# Not understanding 3 shirt minimum with Teespring



## brettw777 (Jun 25, 2016)

I went to Teespring and uploaded my design. It said I had a 50 shirt minimum. Okay, I get that. As as experiment, I acted as a buyer and wanted to see how the checkout process worked and the shipping amount. It would not let me check out without a 3 shirt minimum order. What? 

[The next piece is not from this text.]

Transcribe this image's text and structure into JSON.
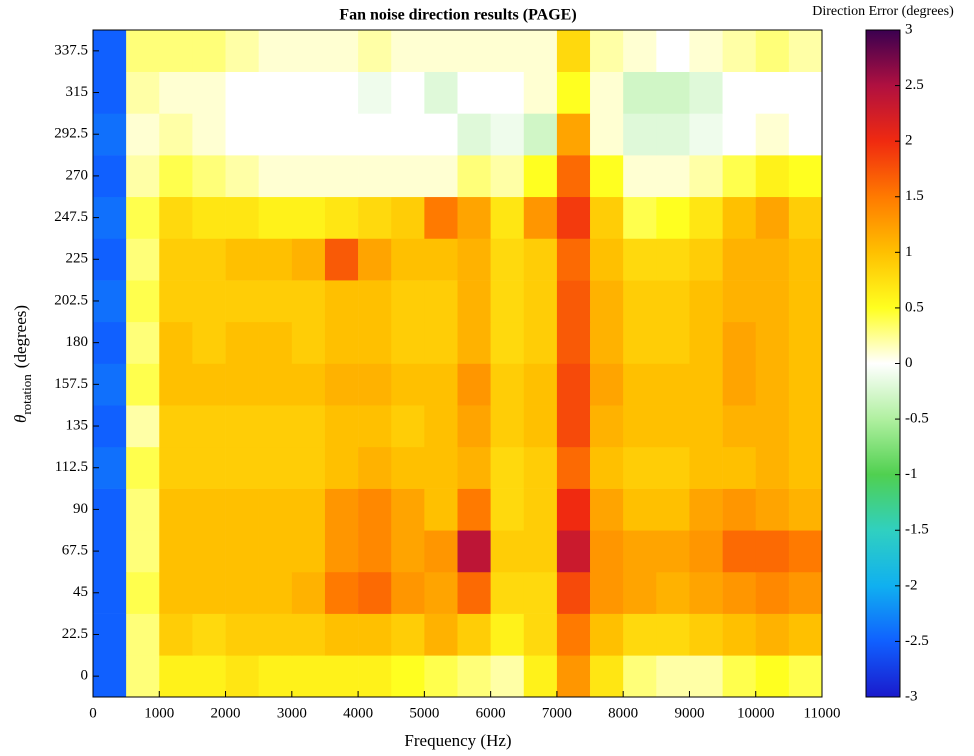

What am I missing here? How can any buyer want 3 of the same shirts for themselves? Who could possibly sell shirts on Teespring like that? I would never want that. Someone, please tell me what I am missing.


----------



## BeadyEyeGraphics (Jan 2, 2015)

No idea as I am new to Teespring as well. Did you try to place any kind of a rush order if that's even an option there? If so 3 is probably their actual production minimum, not 50.


----------



## brettw777 (Jun 25, 2016)

No, I think I might be getting that because I did not complete the design as a seller, click on it and then attempt to buy one. What I did was I kind of started over as a buyer giving it my own design (the same one) and maybe it was treating me totally different since I was not actually buying it from myself after all. I assume that was the problem. Thanks.


----------



## GTP30 (Dec 18, 2015)

Are you sure it's telling you that you have to purchase 3 or that it won't print until there are at least 3 purchases?


----------



## brettw777 (Jun 25, 2016)

GTP30 said:


> Are you sure it's telling you that you have to purchase 3 or that it won't print until there are at least 3 purchases?


No, that is not it. I was correct in the last post. It is all good now...but no sales . On the other hand, I have done nothing to promote it yet.


----------



## Kenneth59 (Sep 28, 2013)

why even deal with massive companies like that when there are untold amount of small independent shops that always need business.


----------